Additionally, it must transform the international financial architecture. Currently, the financing gap for realising the SDGs in Africa stands at $194 billion annually. When so many in the Global South cannot obtain the finance to meet their own development needs - or can only do so by placing themselves under an excessive debt burden – change is clearly needed. Of the eight African countries classified as being in debt distress by the IMF, five are among the ten countries to have seen the least progress in the SDGs since 2015.

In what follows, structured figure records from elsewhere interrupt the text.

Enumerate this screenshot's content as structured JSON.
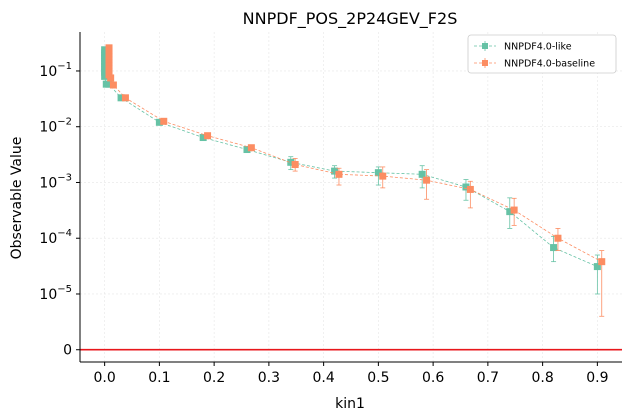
{
  "chart_data": {
    "type": "scatter",
    "title": "NNPDF_POS_2P24GEV_F2S",
    "xlabel": "kin1",
    "ylabel": "Observable Value",
    "yscale": "symlog",
    "xlim": [
      -0.045,
      0.945
    ],
    "ylim": [
      -2.2e-06,
      0.5
    ],
    "x_ticks": [
      "0.0",
      "0.1",
      "0.2",
      "0.3",
      "0.4",
      "0.5",
      "0.6",
      "0.7",
      "0.8",
      "0.9"
    ],
    "y_ticks": [
      {
        "label": "0",
        "value": 0
      },
      {
        "label": "10",
        "exp": "−5",
        "value": 1e-05
      },
      {
        "label": "10",
        "exp": "−4",
        "value": 0.0001
      },
      {
        "label": "10",
        "exp": "−3",
        "value": 0.001
      },
      {
        "label": "10",
        "exp": "−2",
        "value": 0.01
      },
      {
        "label": "10",
        "exp": "−1",
        "value": 0.1
      }
    ],
    "legend": {
      "position": "top-right"
    },
    "reference_line": {
      "y": 0,
      "color": "#e8161b"
    },
    "grid": true,
    "series": [
      {
        "name": "NNPDF4.0-like",
        "color": "#66c2a5",
        "x": [
          0.0,
          0.0,
          0.0,
          0.0,
          0.0,
          0.0,
          0.0,
          0.0,
          0.0,
          0.0,
          0.003,
          0.008,
          0.03,
          0.1,
          0.18,
          0.26,
          0.34,
          0.42,
          0.5,
          0.58,
          0.66,
          0.74,
          0.82,
          0.9
        ],
        "y": [
          0.24,
          0.21,
          0.19,
          0.17,
          0.15,
          0.135,
          0.12,
          0.105,
          0.095,
          0.08,
          0.058,
          0.058,
          0.033,
          0.012,
          0.0064,
          0.0039,
          0.0023,
          0.0016,
          0.0015,
          0.0014,
          0.00083,
          0.0003,
          6.8e-05,
          3.1e-05
        ],
        "err_low": [
          0.01,
          0.01,
          0.01,
          0.01,
          0.01,
          0.01,
          0.01,
          0.01,
          0.005,
          0.005,
          0.004,
          0.004,
          0.002,
          0.001,
          0.0005,
          0.0003,
          0.0006,
          0.0004,
          0.0006,
          0.0006,
          0.00035,
          0.00015,
          3e-05,
          2.1e-05
        ],
        "err_high": [
          0.01,
          0.01,
          0.01,
          0.01,
          0.01,
          0.01,
          0.01,
          0.01,
          0.005,
          0.005,
          0.004,
          0.004,
          0.002,
          0.001,
          0.0005,
          0.0003,
          0.0006,
          0.0004,
          0.0004,
          0.0006,
          0.0003,
          0.00023,
          4e-05,
          1.9e-05
        ]
      },
      {
        "name": "NNPDF4.0-baseline",
        "color": "#fc8d62",
        "x": [
          0.008,
          0.008,
          0.008,
          0.008,
          0.008,
          0.008,
          0.008,
          0.008,
          0.008,
          0.008,
          0.011,
          0.016,
          0.038,
          0.108,
          0.188,
          0.268,
          0.348,
          0.428,
          0.508,
          0.588,
          0.668,
          0.748,
          0.828,
          0.908
        ],
        "y": [
          0.26,
          0.23,
          0.2,
          0.18,
          0.16,
          0.14,
          0.125,
          0.11,
          0.098,
          0.085,
          0.075,
          0.056,
          0.033,
          0.0125,
          0.0069,
          0.0042,
          0.0021,
          0.0014,
          0.0013,
          0.0011,
          0.00075,
          0.00032,
          0.0001,
          3.8e-05
        ],
        "err_low": [
          0.01,
          0.01,
          0.01,
          0.01,
          0.01,
          0.01,
          0.01,
          0.01,
          0.005,
          0.005,
          0.005,
          0.004,
          0.002,
          0.001,
          0.0005,
          0.0003,
          0.0005,
          0.0005,
          0.0005,
          0.0006,
          0.0004,
          0.00015,
          4e-05,
          3.2e-05
        ],
        "err_high": [
          0.01,
          0.01,
          0.01,
          0.01,
          0.01,
          0.01,
          0.01,
          0.01,
          0.005,
          0.005,
          0.005,
          0.004,
          0.002,
          0.001,
          0.0005,
          0.0003,
          0.0006,
          0.0004,
          0.0006,
          0.0006,
          0.0003,
          0.0002,
          5e-05,
          2.2e-05
        ]
      }
    ]
  }
}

Read more in our Global Africa Report.

Data gaps: better data coverage is crucial to SDG realisation

The lack of strong data systems is particularly apparent in Africa, where there is a general lack of comparable data. SDG indicators such as secondary school enrolment and completion have notable gaps. While of the 3 SDGs pertaining to climate change (Goal 13, Goal 14 and Goal 15), only Goal 15 - Life on land has official data for more than 33 African countries. Another issue is the lack of up to date and more specific data provided by National Statistical Offices, who face significant capacity constraints.

Data is missing at a moment in which the demand for data is highest. Statistics are perennially underfunded, currently attracting a mere 0.34% of total Official Development Assistance (ODA). As a result, the funding gap for properly monitoring the SDG indicators stands at approximately $200 million per year. Plugging this gap will be crucial for realisation of the SDGs.

The upcoming Mo Ibrahim Foundation (MIF) report will use the 2022 IIAG to provide a comprehensive mapping of the African data landscape with regards to measuring governance performance – showcasing data availability and highlighting main data gaps.